Silence can speak a thousand words, and sometimes can be the most valuable form of communication. Amity lay in my arms, cuddled up in our corner of the hideout whilst she sobbed and I ran my fingers through her hair. For someone who put so many walls up that I had to work to get down, she was so vulnerable and shattered.

I wish that I had been there for her when she was a child. I wish that I would have noticed her absences in school. I wish that I could have been the one she could always relied on. I wish that her parents weren't such fuck ups and had realized that they had created such a beautiful gem that they could easily shatter with a matter of words.

Even though the words my Mother spoke were mostly true, it didn't matter. Deep down I believe she knew that Amity was the daughter she was gossiping about. I don't know why all she wanted was for me to be miserable, doing the stupid sport I loathed and being without the girl I loved.

Loved?

I didn't know if I loved Amity, and every part of me screamed whenever I gave a second thought to it. Love was a dangerous game, and I was unsure whether either of us were ready to enter it without caution.

"Calum, we can't do this anymore." Amity murmured, sitting up straight and wiping vigorously under her eyes.

"What? Amity, don't say things like that." My voice cracked as panic clouded my vision.

"I mean it. We should have never thought that things would work out between us. We are simply too different and I can't stand around and watch your relationship between you and your parents deteriorate because of me."

"Please, stop. The relationship between my parents and I has nothing to do with you. The reason the relationship is being destroyed is because they are too controlling, and can't understand that you mean so much to me. I am not willing to throw all that away because of my Mother who is blinded by a sense of judgment."

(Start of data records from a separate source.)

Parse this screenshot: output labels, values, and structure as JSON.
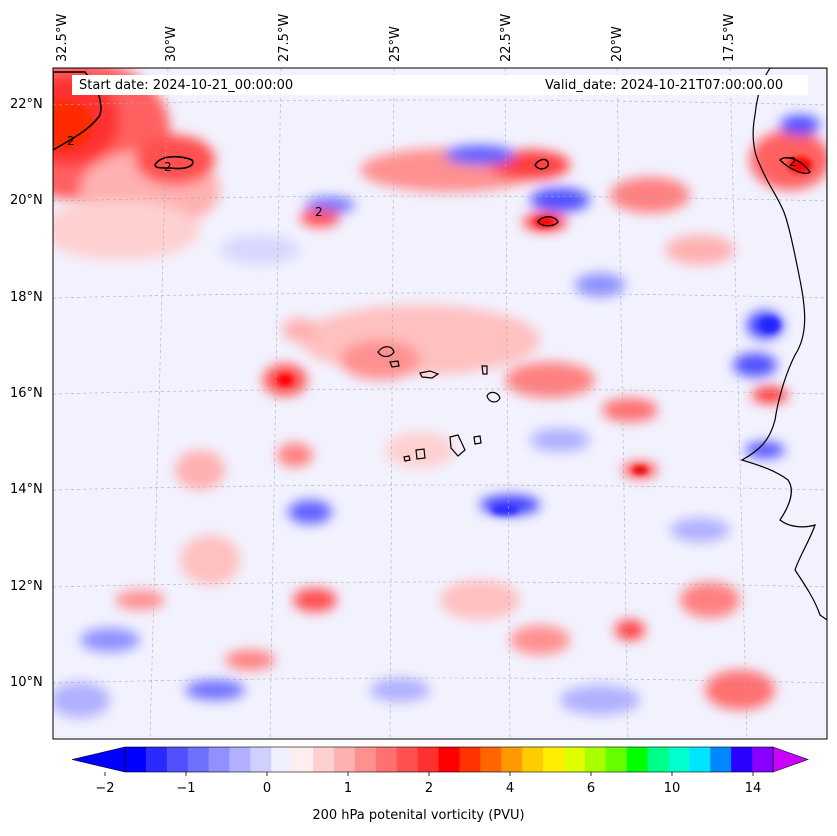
{
  "map": {
    "start_date": "Start date: 2024-10-21_00:00:00",
    "valid_date": "Valid_date: 2024-10-21T07:00:00.00",
    "lon_labels": [
      "32.5°W",
      "30°W",
      "27.5°W",
      "25°W",
      "22.5°W",
      "20°W",
      "17.5°W"
    ],
    "lat_labels": [
      "22°N",
      "20°N",
      "18°N",
      "16°N",
      "14°N",
      "12°N",
      "10°N"
    ],
    "contour_label": "2",
    "colorbar": {
      "title": "200 hPa potenital vorticity (PVU)",
      "tick_labels": [
        "−2",
        "−1",
        "0",
        "1",
        "2",
        "4",
        "6",
        "10",
        "14"
      ],
      "colors": [
        "#0000ff",
        "#2a2aff",
        "#5050ff",
        "#7070ff",
        "#9090ff",
        "#b0b0ff",
        "#d0d0ff",
        "#f0f0ff",
        "#ffeeee",
        "#ffd0d0",
        "#ffb0b0",
        "#ff9090",
        "#ff7070",
        "#ff5050",
        "#ff3030",
        "#ff0000",
        "#ff3300",
        "#ff6600",
        "#ff9900",
        "#ffcc00",
        "#ffee00",
        "#ddff00",
        "#aaff00",
        "#66ff00",
        "#00ff00",
        "#00ff88",
        "#00ffcc",
        "#00e5ff",
        "#0088ff",
        "#2a00ff",
        "#8800ff"
      ],
      "under_color": "#0000ff",
      "over_color": "#cc00ff"
    }
  }
}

"But Cal, how am I supposed to be a part of your life if I can't even come over your house without your Mother accusing me of influencing you and changing you?! It's hard enough that I have to deal with my Mum, I don't know if I can deal with harassment from yours too." She whimpered, my heart breaking with every word that left her cracked lips.

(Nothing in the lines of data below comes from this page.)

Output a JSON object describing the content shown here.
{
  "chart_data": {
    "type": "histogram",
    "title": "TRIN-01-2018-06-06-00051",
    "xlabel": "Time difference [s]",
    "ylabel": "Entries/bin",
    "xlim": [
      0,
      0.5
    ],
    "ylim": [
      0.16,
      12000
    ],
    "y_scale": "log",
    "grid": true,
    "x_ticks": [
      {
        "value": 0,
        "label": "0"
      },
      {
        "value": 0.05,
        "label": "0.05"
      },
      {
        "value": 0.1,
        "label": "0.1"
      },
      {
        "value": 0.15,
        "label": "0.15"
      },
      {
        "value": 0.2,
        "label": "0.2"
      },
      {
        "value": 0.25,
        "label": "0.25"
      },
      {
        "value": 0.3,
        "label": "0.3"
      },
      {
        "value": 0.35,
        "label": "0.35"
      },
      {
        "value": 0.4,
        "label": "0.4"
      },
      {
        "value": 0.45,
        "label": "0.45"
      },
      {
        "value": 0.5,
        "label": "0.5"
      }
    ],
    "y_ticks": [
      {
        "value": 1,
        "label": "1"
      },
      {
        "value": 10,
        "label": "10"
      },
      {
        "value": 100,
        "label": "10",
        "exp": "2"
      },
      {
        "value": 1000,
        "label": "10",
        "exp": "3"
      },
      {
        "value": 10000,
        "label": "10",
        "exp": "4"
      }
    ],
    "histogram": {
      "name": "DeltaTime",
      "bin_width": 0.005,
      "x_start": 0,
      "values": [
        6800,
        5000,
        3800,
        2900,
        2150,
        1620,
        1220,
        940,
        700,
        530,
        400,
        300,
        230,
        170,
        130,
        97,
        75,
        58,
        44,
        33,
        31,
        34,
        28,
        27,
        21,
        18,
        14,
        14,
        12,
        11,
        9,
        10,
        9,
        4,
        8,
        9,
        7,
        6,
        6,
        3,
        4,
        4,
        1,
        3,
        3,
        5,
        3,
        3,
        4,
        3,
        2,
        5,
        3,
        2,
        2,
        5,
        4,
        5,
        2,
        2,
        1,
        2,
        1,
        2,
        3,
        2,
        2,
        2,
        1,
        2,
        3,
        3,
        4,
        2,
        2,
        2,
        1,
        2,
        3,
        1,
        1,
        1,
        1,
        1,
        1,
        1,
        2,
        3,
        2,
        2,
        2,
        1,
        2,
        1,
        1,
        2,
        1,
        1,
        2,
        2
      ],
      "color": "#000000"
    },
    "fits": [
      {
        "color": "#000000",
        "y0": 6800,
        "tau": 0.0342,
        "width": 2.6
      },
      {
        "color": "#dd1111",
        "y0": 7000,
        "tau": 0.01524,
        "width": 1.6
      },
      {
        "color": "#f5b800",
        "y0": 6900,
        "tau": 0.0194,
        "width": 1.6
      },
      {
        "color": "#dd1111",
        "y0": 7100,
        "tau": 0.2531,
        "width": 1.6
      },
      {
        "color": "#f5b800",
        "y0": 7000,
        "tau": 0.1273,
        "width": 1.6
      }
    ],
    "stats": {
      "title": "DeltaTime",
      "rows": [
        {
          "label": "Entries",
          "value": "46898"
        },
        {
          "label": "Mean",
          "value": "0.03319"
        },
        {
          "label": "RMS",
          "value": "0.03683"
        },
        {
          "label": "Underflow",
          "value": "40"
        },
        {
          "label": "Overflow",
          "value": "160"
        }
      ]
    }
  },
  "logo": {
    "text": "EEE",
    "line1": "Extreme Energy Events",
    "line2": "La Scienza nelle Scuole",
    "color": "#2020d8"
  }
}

I grabbed her hands, placing mine over hers and looking at her directly in the eyes. "Amity, when I realized I had feelings for you I knew that this was going to be something we would have to fight for. I don't want to give up on us, I can't give up on us. You mean too much to me and if we walk away from this now then I might as well just stay in this hideout, waiting for my special gem to come back and tell me that everything is going to be okay."

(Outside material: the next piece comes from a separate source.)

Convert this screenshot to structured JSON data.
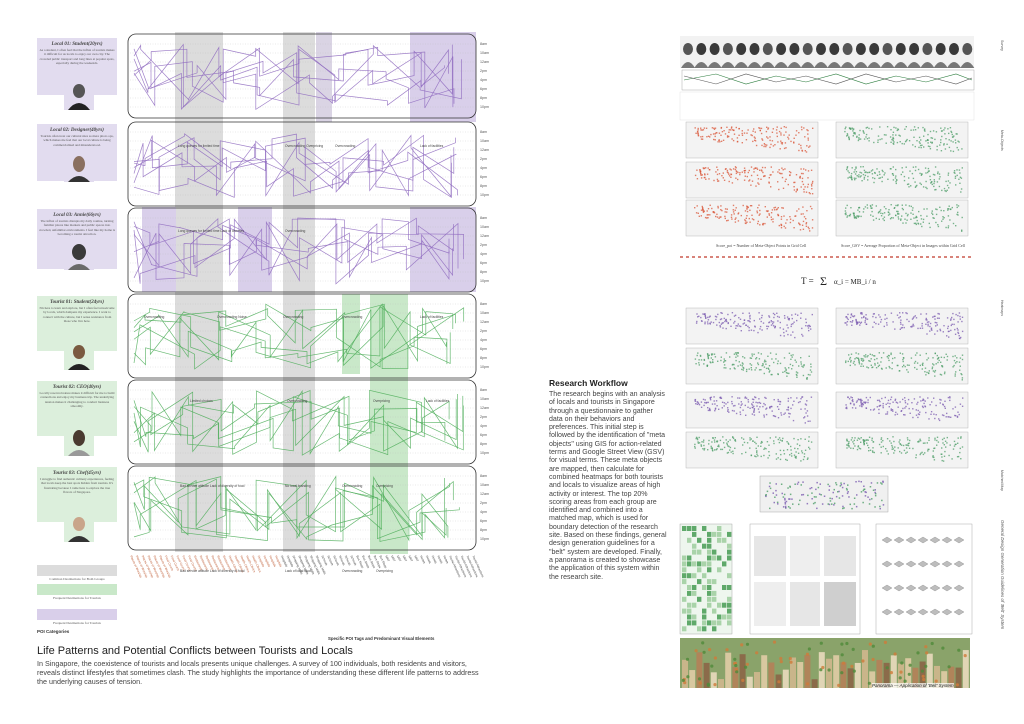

Amity remained silent, as a tear slipped from the corner of my eye. I was all choked up, waiting for her to leave me or to tell me that she didn't want me anymore.

"Calum, you have made me feel alive again when all that ran through my veins was the hope of death. Whenever I feel down, whenever I feel like giving up, the slight image of the way your eyes light up when you see me makes me feel like I don't need to feel alone anymore. I've got you."

I slowly leaned in, a smile returning on my face and my frown and tears diminishing. I placed a soft kiss on her lips, before she pulled me in and out lips collided. We moved in sync with each other, my tongue tracing her lips as she opened her mouth to let me in. I leaned back, hands gripping her waist as she straddled me and ran her fingers through my hair.

We stayed like that for a while, before Amity slid off me and laid by my side, our heads resting on a few pillows. I leant down and reached for a blanket which I then draped across the two of us.